FORT BRAGG, N.C. (USASOC News Service, May 31, 2008) — An Army Special Forces Soldier was killed May 29 as a result of enemy rocket propelled grenade fire, while conducting a combat patrol in south-west Farah Province, Afghanistan. 

Sgt. 1st Class David Nunez, 27, was fatally wounded when his Ground Mobility Vehicle was struck by enemy fire in the course of conducting a mounted combat reconnaissance patrol.  He was a Special Forces Operational Detachment-Alpha team engineer sergeant assigned to Company B, 3rd Battalion, 7th Special Forces Group (Airborne) at Ft. Bragg, N.C.

Nunez is survived by his sons, David Jr., and Julian, of Raeford, N.C.; father, Julian Nunez, of Raeford, N.C.; and mother, Silvia Nunez, of Los Angeles, Calif.

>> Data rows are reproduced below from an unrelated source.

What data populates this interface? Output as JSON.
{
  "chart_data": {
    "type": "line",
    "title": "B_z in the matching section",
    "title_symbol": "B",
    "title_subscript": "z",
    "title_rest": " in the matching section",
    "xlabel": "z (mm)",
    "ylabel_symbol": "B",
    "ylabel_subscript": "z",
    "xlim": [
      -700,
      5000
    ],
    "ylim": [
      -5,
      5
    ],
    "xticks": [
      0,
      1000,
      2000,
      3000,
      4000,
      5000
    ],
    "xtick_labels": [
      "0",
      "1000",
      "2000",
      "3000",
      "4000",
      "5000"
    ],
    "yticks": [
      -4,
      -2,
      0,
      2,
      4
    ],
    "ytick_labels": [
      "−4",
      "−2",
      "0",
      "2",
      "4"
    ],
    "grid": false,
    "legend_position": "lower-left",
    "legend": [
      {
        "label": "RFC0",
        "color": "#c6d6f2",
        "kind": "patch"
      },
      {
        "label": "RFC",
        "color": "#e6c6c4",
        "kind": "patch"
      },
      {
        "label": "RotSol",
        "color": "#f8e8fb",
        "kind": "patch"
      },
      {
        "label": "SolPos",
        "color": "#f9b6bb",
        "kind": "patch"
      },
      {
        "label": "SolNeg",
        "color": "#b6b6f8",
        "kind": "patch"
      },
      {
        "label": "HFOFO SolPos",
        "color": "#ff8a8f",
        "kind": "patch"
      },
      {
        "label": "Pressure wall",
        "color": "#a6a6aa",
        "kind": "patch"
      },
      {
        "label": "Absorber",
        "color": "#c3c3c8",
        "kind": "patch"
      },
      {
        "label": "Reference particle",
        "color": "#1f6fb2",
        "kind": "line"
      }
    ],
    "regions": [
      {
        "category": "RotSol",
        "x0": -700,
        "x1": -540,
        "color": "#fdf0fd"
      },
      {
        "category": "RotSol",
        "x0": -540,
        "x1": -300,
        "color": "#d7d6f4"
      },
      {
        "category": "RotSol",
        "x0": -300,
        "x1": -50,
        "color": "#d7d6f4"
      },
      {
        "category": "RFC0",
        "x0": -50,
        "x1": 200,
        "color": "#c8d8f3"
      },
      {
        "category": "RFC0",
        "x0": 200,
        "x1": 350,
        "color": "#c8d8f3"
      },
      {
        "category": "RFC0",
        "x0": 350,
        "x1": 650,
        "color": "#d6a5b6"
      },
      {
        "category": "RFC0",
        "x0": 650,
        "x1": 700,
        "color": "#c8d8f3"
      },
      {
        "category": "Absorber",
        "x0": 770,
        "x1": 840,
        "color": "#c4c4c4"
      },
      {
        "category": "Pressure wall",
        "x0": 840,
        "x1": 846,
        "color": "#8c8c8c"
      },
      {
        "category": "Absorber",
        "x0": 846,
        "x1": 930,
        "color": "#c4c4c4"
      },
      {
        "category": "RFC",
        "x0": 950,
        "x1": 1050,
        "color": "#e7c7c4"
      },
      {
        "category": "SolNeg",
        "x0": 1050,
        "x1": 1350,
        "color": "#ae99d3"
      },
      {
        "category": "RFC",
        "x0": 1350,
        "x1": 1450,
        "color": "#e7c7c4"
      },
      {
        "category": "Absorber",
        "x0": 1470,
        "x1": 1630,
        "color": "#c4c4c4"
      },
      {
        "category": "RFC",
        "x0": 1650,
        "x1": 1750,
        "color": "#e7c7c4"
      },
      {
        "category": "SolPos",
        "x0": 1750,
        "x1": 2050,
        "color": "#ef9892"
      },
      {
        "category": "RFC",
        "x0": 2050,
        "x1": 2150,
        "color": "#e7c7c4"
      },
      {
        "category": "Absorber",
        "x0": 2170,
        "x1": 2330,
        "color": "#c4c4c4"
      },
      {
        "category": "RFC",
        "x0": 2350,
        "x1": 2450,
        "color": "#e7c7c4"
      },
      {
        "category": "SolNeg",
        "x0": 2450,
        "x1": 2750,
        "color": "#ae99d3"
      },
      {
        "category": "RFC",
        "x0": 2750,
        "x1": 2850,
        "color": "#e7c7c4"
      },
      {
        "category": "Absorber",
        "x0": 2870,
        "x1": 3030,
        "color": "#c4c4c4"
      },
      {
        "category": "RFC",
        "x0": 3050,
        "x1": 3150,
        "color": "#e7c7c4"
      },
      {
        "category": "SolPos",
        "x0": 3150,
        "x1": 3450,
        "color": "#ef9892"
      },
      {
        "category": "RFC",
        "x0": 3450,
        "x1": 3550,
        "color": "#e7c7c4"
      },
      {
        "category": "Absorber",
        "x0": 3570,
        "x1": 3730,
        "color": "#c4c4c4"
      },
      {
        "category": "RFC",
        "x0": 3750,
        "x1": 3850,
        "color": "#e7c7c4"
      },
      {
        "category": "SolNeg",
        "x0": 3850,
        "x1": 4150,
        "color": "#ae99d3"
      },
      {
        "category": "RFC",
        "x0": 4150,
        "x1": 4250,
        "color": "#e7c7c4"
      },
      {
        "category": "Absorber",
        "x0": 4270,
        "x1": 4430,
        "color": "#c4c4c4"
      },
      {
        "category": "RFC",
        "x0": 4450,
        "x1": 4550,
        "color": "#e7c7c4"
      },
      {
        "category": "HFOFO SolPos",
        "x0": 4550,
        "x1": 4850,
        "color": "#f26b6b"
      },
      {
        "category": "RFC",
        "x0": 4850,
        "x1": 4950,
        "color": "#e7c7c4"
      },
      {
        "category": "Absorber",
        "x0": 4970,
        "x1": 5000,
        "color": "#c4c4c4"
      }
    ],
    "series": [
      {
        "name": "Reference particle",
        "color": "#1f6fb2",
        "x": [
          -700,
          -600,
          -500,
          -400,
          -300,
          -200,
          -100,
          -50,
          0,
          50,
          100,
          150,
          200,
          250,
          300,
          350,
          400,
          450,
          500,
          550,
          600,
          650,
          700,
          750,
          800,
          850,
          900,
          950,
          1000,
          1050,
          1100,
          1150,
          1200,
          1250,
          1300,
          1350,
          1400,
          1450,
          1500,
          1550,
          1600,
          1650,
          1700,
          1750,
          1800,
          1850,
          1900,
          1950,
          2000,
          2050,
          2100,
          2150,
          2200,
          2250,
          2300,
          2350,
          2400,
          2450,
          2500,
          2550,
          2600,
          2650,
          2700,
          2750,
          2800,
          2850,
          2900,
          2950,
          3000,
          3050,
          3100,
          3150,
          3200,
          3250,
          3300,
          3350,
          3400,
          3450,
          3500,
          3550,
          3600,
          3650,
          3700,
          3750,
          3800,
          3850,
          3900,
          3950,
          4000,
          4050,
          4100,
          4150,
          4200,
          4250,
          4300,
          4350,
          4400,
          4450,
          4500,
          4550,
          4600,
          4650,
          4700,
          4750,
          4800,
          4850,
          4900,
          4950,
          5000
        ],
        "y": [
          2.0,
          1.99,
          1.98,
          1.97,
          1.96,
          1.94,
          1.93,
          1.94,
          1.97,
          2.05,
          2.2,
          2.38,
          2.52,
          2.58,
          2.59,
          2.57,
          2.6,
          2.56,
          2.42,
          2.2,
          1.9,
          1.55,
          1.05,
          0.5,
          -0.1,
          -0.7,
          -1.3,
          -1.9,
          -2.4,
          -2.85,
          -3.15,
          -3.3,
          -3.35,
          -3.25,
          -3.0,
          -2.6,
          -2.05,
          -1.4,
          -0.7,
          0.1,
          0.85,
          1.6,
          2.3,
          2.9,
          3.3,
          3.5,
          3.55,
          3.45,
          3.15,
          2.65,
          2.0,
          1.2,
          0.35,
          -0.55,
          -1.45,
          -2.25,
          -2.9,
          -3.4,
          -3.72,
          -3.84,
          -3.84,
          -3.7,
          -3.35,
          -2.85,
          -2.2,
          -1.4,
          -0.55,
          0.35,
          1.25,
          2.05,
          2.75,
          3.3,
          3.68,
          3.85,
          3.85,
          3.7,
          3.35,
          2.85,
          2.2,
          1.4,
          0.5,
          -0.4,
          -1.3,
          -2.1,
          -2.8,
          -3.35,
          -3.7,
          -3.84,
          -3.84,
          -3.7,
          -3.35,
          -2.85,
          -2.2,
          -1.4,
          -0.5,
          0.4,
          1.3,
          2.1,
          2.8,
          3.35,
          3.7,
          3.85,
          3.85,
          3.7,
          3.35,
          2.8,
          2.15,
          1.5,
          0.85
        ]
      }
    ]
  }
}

> Sgt. 1st Class David Nunez, an Army Special Forces Soldier, was killed May 29 as a result of enemy rocket propelled grenade fire, while conducting a combat patrol in south-west Farah Province, Afghanistan.



RIP


----------



## rv808 (May 31, 2008)

RIP SFC, and thank you for your service.


----------



## bayonet14 (May 31, 2008)

RIP - Nothing But Blue Skies 
ATW

Our boys will get payback.... "BIGTIME"


----------



## MsKitty (May 31, 2008)

RIP Warrior


----------



## AWP (May 31, 2008)

Blue Skies.


----------



## tova (May 31, 2008)

RIP, Godspeed, PBS....


----------



## 0699 (May 31, 2008)

RIP Warrior.


----------



## surgicalcric (May 31, 2008)

Repose en Paix.

Crip


----------



## Gypsy (May 31, 2008)

Rest in Peace SFC Nunez prayers to your family, friends and Brothers.


----------



## The91Bravo (May 31, 2008)

Rest Easy Soldier.... thanks for your sacrifice....


----------



## RackMaster (May 31, 2008)

RIP.


----------



## Pete031 (May 31, 2008)

Rest In Peace.... Pro Patria


----------



## Viper1 (Jun 1, 2008)

Rest in Peace... May the Lord be with his family.


----------



## HoosierAnnie (Jun 1, 2008)

Rest Well


----------



## LibraryLady (Jun 1, 2008)

RIP SFC Nunez

Prayers out to your family and all in harms way

LL


----------



## Doc P (Jun 1, 2008)

RIP.  Rest easy


----------



## x SF med (Jun 1, 2008)

RIP SFC Nunez - Blue Skies.


----------



## P. Beck (Jun 1, 2008)

Dave was part of the QRF that was moving to relieve a Marine convoy that got hit.

Dave was a good man, who was killed while moving forward, toward the enemy.  

There are much worse ways to go.


----------



## 275ANGER! (Jun 1, 2008)

Rest in Peace


----------



## varsity (Jun 9, 2008)

I hate it when I find out about buddies lost on a website.  I was in the Q course with this warrior.

RIP brother.  We have the watch.


----------



## Centermass (Jun 9, 2008)

I know you Beck and Varsity both have this hit home a lot more deeply when it's someone close. 

He went too soon. 

My condolences to you both, his family, Brothers in Arms and his friends.

Blue Skies

~S~


----------